Watts’ character was beautifully crafted. She offered to help Mycroft organise all of his Diogenes articles (his nome-de-plume for posting academia online. Ingenious that Diogenes was the club that Mycroft Holmes belonged to) into one handy website. So there is the chronicler aspect of Watson’s character. And then, at the very end of the story, Watts’ brother suggests that she studies medicine after high school. And there’s the highly decorated doctor. I just hope Watts doesn’t get sent to war.
The friends, Gus and Mai, also make fun of the similarities between their friends and the famous detectives and roll their eyes whenever Mycroft goes “Conan Doyle”. This direct approach to the Sherlock influence works magnificently. So much better than if Marney had just slipped in the references and alluded to Conan Doyle’s originals. It also means that the characters can deviate from the original canon because they have acknowledged Conan Doyle’s work and distanced themselves from it. Brilliant.
There was this one moment where I found a direct allusion to the short stories:
I did some digging on the ol’ Internet and came up with this:
“Come, Watson, come!” he cried. “The game is afoot. Not a word! Into your clothes and come!”
It’s from “The Adventure of the Abbey Grange” in The Return of Sherlock Holmes. Marney, you clever woman, that is one incredibly nice touch. Even more so than Mycroft suggesting that he, Watts, and their friends move into Baker St “in Richmond. Off Victoria Street.” I really hope they do it.
Now for one of the secondary characters: Mai Ng. I’m not sure if there was a friendly neighbourhood lawyer in the original Sherlock Holmes canon because I am only now acquainting myself with it, but I hope there was. Because if there wasn’t, Sherlock and Watson definitely could have used one. Mai, in all her mini-skirt and zombie t-shirt glory, gets Watts and Mycroft out of some sticky situations using her knowledge of Year 12 Legal Studies. If I ever need a lawyer, she will be my first call. I loved that the infamous duo needed that outside help. It was more realistic, seeing as Mycroft has only just started studying forensics at this point in his career.
There was only one stylistic choice that niggled at me throughout the book. This mightn’t bother anyone else, but it bothered me. I’ll try and sound as unpreachy as I can. To me, God should always be capitalised. Unless talking about the gods and goddesses of old. Now I don’t know if this was a commentary on the secular nature of our society or the secular nature of our narrator (Watts) or what, but the constant repetition of “god” instead of “God” rubbed me the wrong way. I’m not ridiculously religious or anything. The way I describe myself is agnostic with Catholic tendencies: I believe in God, but I hate the Church. So that could be why this bothered me. That or six years in a Catholic high school.

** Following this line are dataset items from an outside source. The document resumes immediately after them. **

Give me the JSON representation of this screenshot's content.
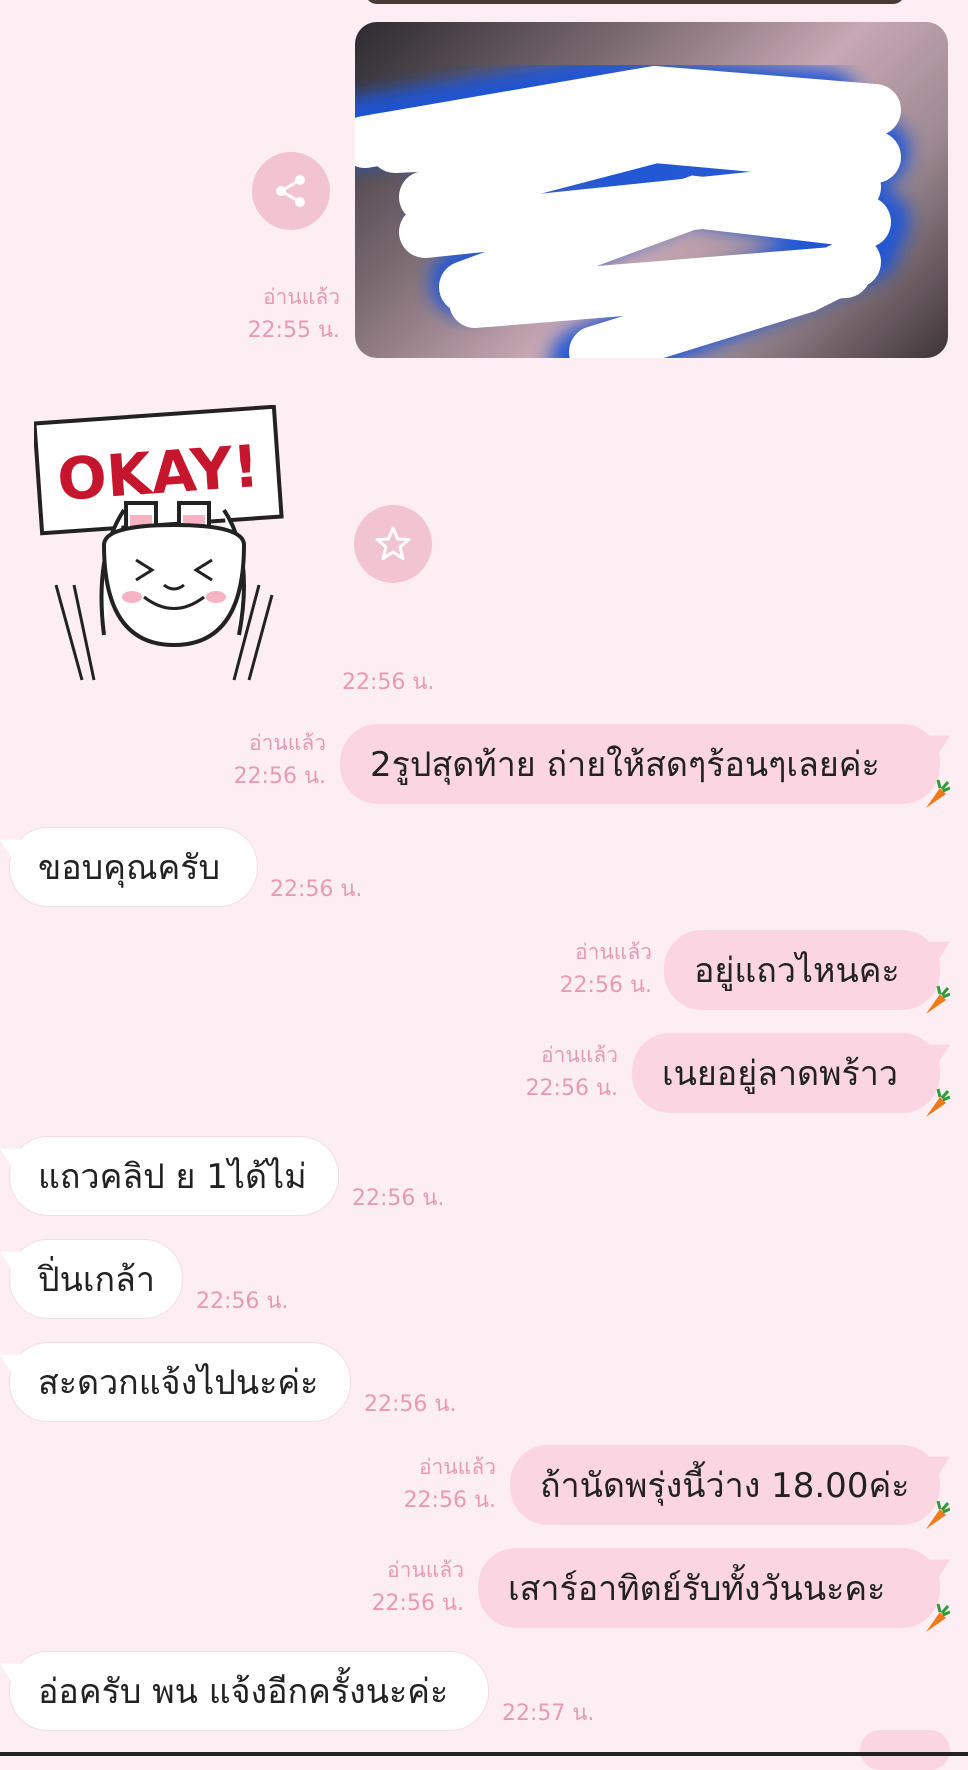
{
  "colors": {
    "background": "#fdeef3",
    "outgoing_bubble": "#fbd6e2",
    "incoming_bubble": "#ffffff",
    "meta_text": "#e79ab2"
  },
  "photo_message": {
    "read": "อ่านแล้ว",
    "time": "22:55 น.",
    "share_icon": "share-icon"
  },
  "sticker_message": {
    "sticker_text": "OKAY!",
    "time": "22:56 น.",
    "favorite_icon": "star-icon"
  },
  "messages": [
    {
      "dir": "out",
      "text": "2รูปสุดท้าย ถ่ายให้สดๆร้อนๆเลยค่ะ",
      "read": "อ่านแล้ว",
      "time": "22:56 น."
    },
    {
      "dir": "in",
      "text": "ขอบคุณครับ",
      "time": "22:56 น."
    },
    {
      "dir": "out",
      "text": "อยู่แถวไหนคะ",
      "read": "อ่านแล้ว",
      "time": "22:56 น."
    },
    {
      "dir": "out",
      "text": "เนยอยู่ลาดพร้าว",
      "read": "อ่านแล้ว",
      "time": "22:56 น."
    },
    {
      "dir": "in",
      "text": "แถวคลิป ย 1ได้ไม่",
      "time": "22:56 น."
    },
    {
      "dir": "in",
      "text": "ปิ่นเกล้า",
      "time": "22:56 น."
    },
    {
      "dir": "in",
      "text": "สะดวกแจ้งไปนะค่ะ",
      "time": "22:56 น."
    },
    {
      "dir": "out",
      "text": "ถ้านัดพรุ่งนี้ว่าง 18.00ค่ะ",
      "read": "อ่านแล้ว",
      "time": "22:56 น."
    },
    {
      "dir": "out",
      "text": "เสาร์อาทิตย์รับทั้งวันนะคะ",
      "read": "อ่านแล้ว",
      "time": "22:56 น."
    },
    {
      "dir": "in",
      "text": "อ่อครับ พน แจ้งอีกครั้งนะค่ะ",
      "time": "22:57 น."
    }
  ]
}
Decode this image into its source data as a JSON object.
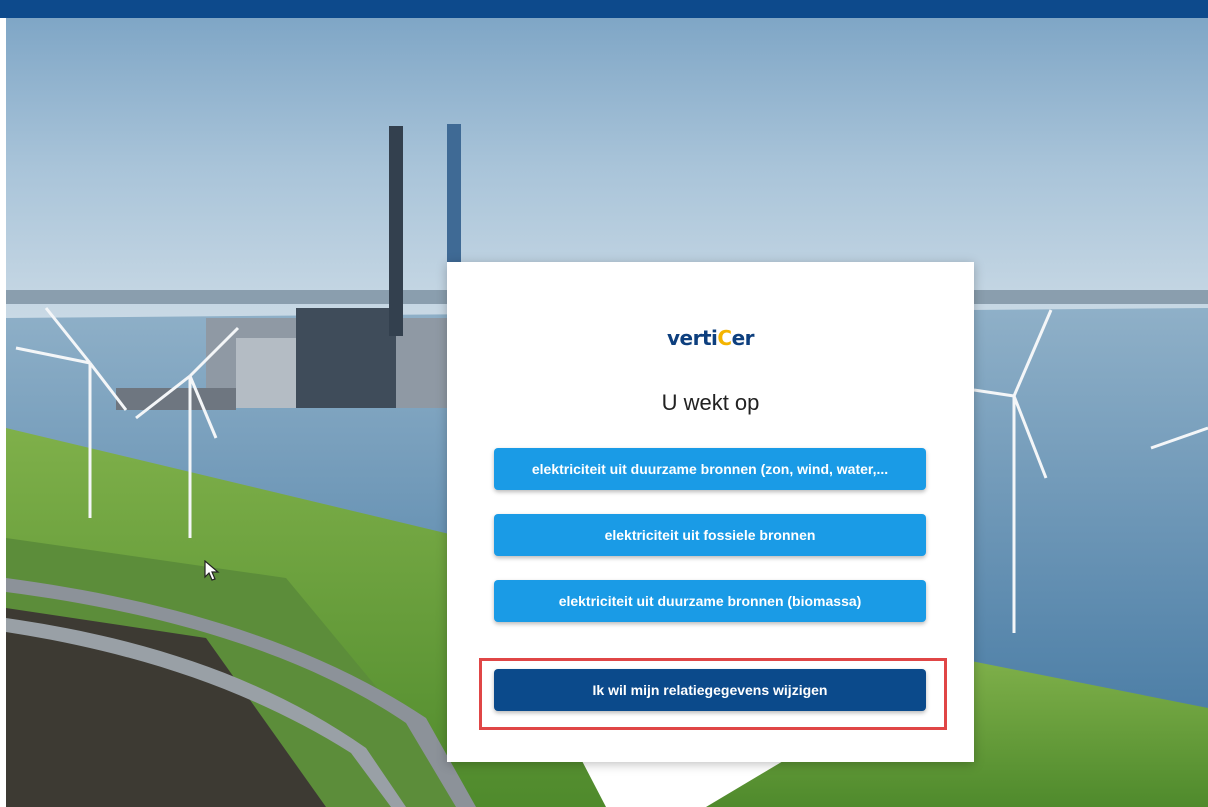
{
  "brand": {
    "logo_before": "verti",
    "logo_c": "C",
    "logo_after": "er"
  },
  "prompt": "U wekt op",
  "options": [
    "elektriciteit uit duurzame bronnen (zon, wind, water,...",
    "elektriciteit uit fossiele bronnen",
    "elektriciteit uit duurzame bronnen (biomassa)"
  ],
  "change_details_label": "Ik wil mijn relatiegegevens wijzigen",
  "colors": {
    "top_bar": "#0d4a8c",
    "primary_light": "#1a9be6",
    "primary_dark": "#0b4a8b",
    "highlight": "#e04646"
  }
}
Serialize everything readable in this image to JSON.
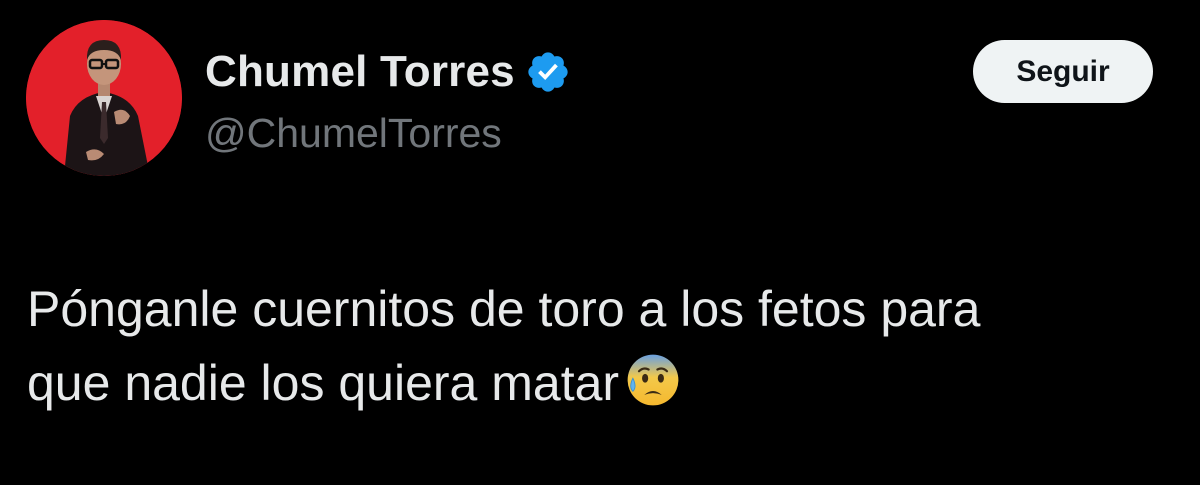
{
  "author": {
    "display_name": "Chumel Torres",
    "handle": "@ChumelTorres",
    "verified_icon": "verified-badge-icon",
    "avatar_bg_color": "#e3202a",
    "verified_color": "#1d9bf0"
  },
  "actions": {
    "follow_label": "Seguir"
  },
  "tweet": {
    "line_1": "Pónganle cuernitos de toro a los fetos para",
    "line_2": "que nadie los quiera matar",
    "emoji_icon": "anxious-face-with-sweat-emoji"
  },
  "colors": {
    "background": "#000000",
    "primary_text": "#e7e9ea",
    "secondary_text": "#71767b",
    "button_bg": "#eff3f4"
  }
}
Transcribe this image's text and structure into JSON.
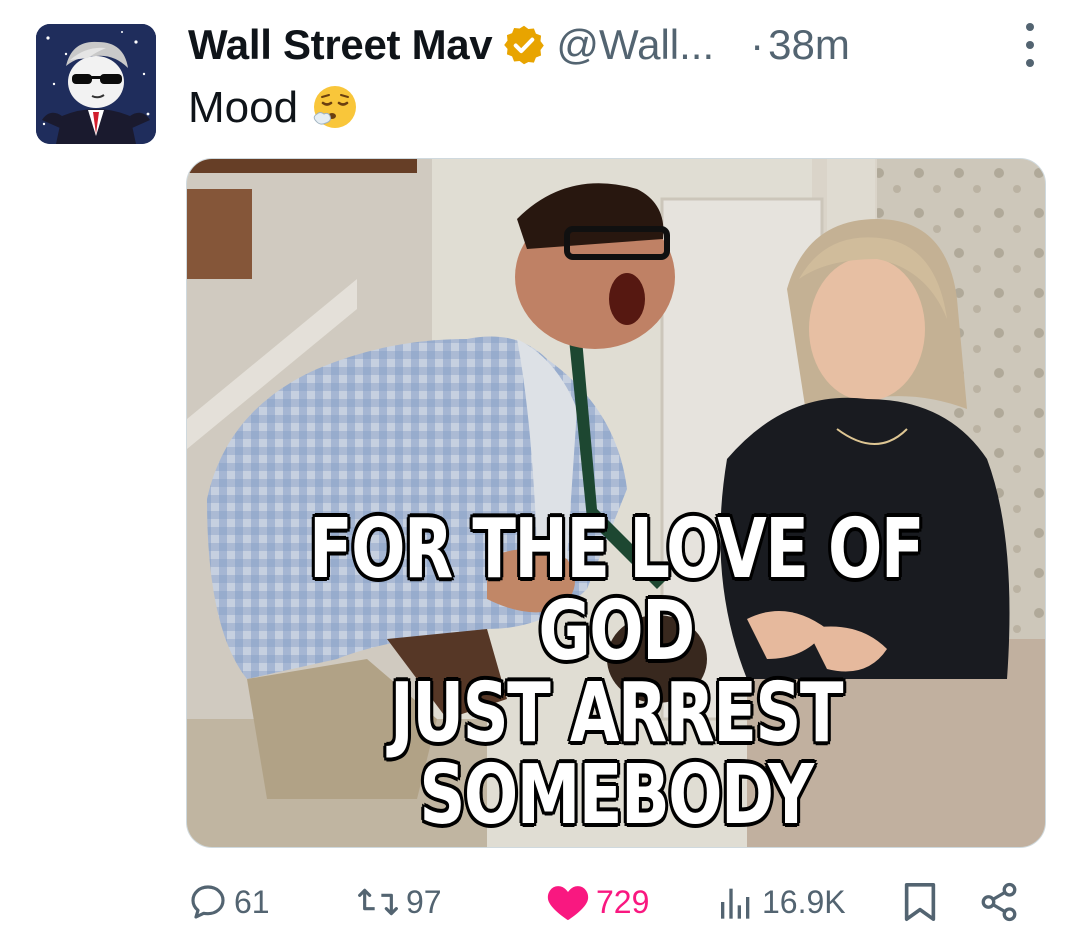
{
  "author": {
    "display_name": "Wall Street Mav",
    "handle": "@Wall...",
    "verified_badge": "gold-verified-badge",
    "separator": "·",
    "time_ago": "38m"
  },
  "tweet": {
    "text": "Mood",
    "emoji": "😮‍💨"
  },
  "media": {
    "caption_line1": "FOR THE LOVE OF GOD",
    "caption_line2": "JUST ARREST SOMEBODY"
  },
  "actions": {
    "replies": "61",
    "reposts": "97",
    "likes": "729",
    "views": "16.9K"
  },
  "colors": {
    "like_active": "#f91880",
    "muted": "#536471",
    "verified_gold": "#e8a400"
  }
}
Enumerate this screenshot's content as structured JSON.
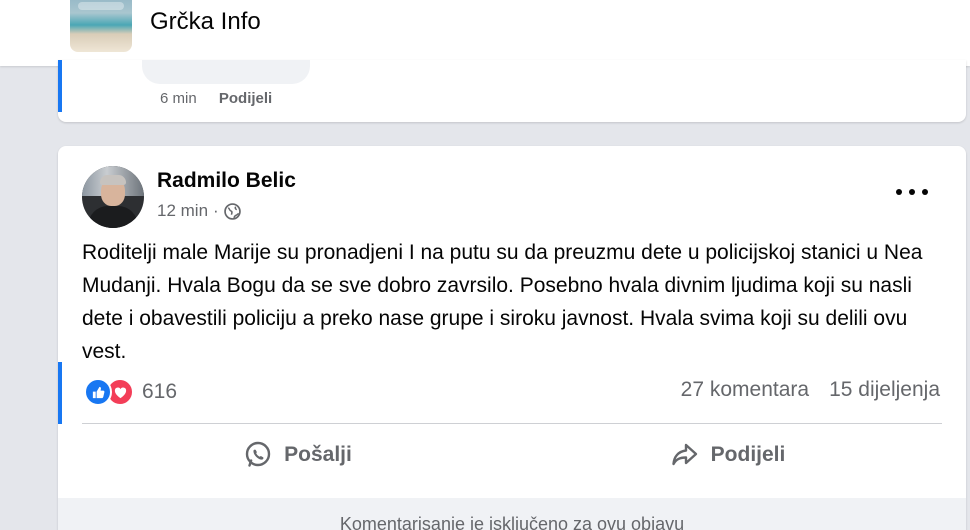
{
  "header": {
    "group_name": "Grčka Info"
  },
  "previous_post": {
    "time": "6 min",
    "share_label": "Podijeli"
  },
  "post": {
    "author": "Radmilo Belic",
    "time": "12 min",
    "separator": "·",
    "text": "Roditelji male Marije su pronadjeni I na putu su da preuzmu dete u policijskoj stanici u Nea Mudanji. Hvala Bogu da se sve dobro zavrsilo. Posebno hvala divnim ljudima koji su nasli dete i obavestili policiju a preko nase grupe i siroku javnost. Hvala svima koji su delili ovu vest.",
    "reactions_count": "616",
    "comments_count": "27 komentara",
    "shares_count": "15 dijeljenja",
    "actions": {
      "send": "Pošalji",
      "share": "Podijeli"
    },
    "comment_notice": "Komentarisanje je isključeno za ovu objavu"
  },
  "colors": {
    "accent": "#1877f2",
    "love": "#f33e58",
    "muted_text": "#65676b",
    "page_bg": "#e4e6eb"
  },
  "icons": [
    "globe-icon",
    "more-icon",
    "like-reaction-icon",
    "love-reaction-icon",
    "messenger-send-icon",
    "share-arrow-icon"
  ]
}
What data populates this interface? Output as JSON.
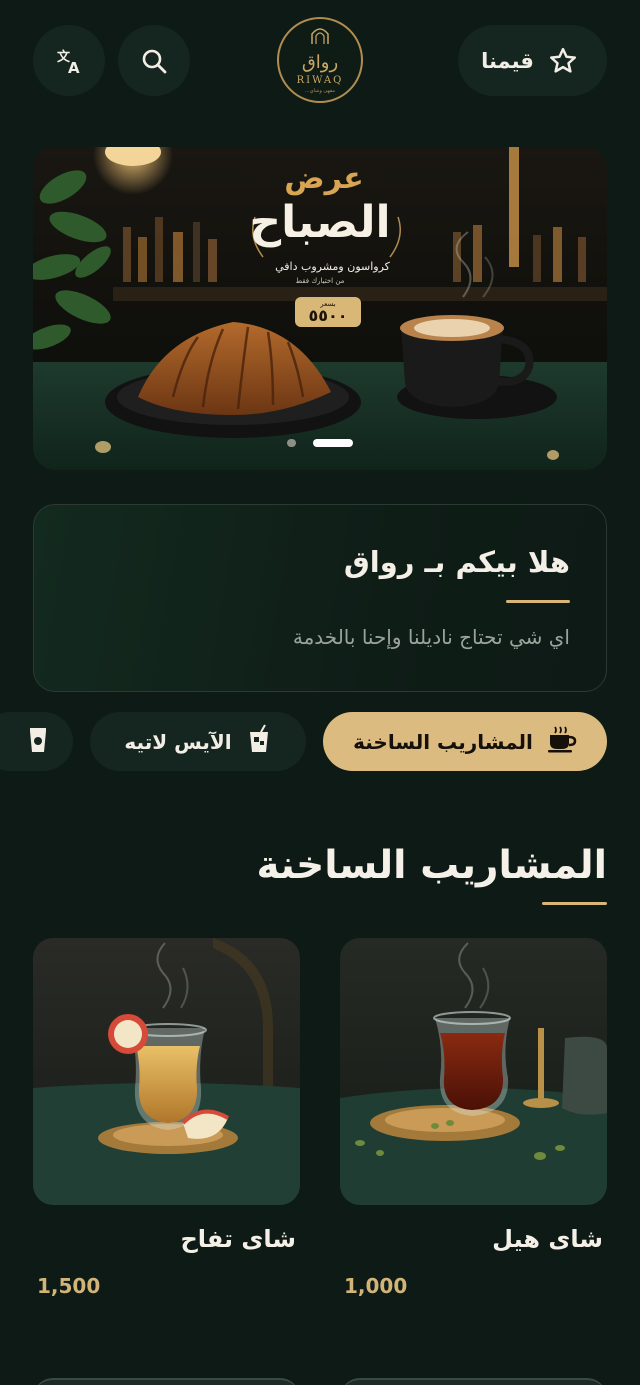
{
  "header": {
    "rate_label": "قيمنا",
    "logo_ar": "رواق",
    "logo_en": "RIWAQ",
    "logo_tagline": "...مقهى وشاي"
  },
  "banner": {
    "line1": "عرض",
    "line2": "الصباح",
    "line3": "كرواسون ومشروب دافي",
    "line4": "من اختيارك فقط",
    "price_prefix": "بسعر",
    "price": "٥٥٠٠",
    "slides": 2,
    "active_slide": 1
  },
  "welcome": {
    "title": "هلا بيكم بـ رواق",
    "subtitle": "اي شي تحتاج ناديلنا وإحنا بالخدمة"
  },
  "categories": [
    {
      "label": "المشاريب الساخنة",
      "icon": "coffee-cup-icon",
      "active": true
    },
    {
      "label": "الآيس لاتيه",
      "icon": "iced-cup-icon",
      "active": false
    },
    {
      "label": "",
      "icon": "juice-cup-icon",
      "active": false
    }
  ],
  "section": {
    "title": "المشاريب الساخنة"
  },
  "products": [
    {
      "name": "شاى هيل",
      "price": "1,000"
    },
    {
      "name": "شاى تفاح",
      "price": "1,500"
    }
  ],
  "colors": {
    "background": "#0d1a15",
    "accent": "#dcbb80",
    "surface": "#15251f"
  }
}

I really wish I hadn’t left this incredible book until the end of my list. I should have read it first. The beauty of hindsight, eh? I could go on and on, extolling the virtues of this book. Like how Watts used some British turns-of-phrase because of all the time she spends with Mycroft. Or how Marney used Watts’ and Mycroft’s youth to replicate the disdain the police had for the original Sherlock. But I won’t do that. Instead, just do yourself a favour and buy this book.
And as for you Americans out there: do me a favour and buy this book. And then rejoice in this pure Aussieness of it. Revel in the way we speak. Because this book would lose its authenticity if the publishers culled the Aussie phrases.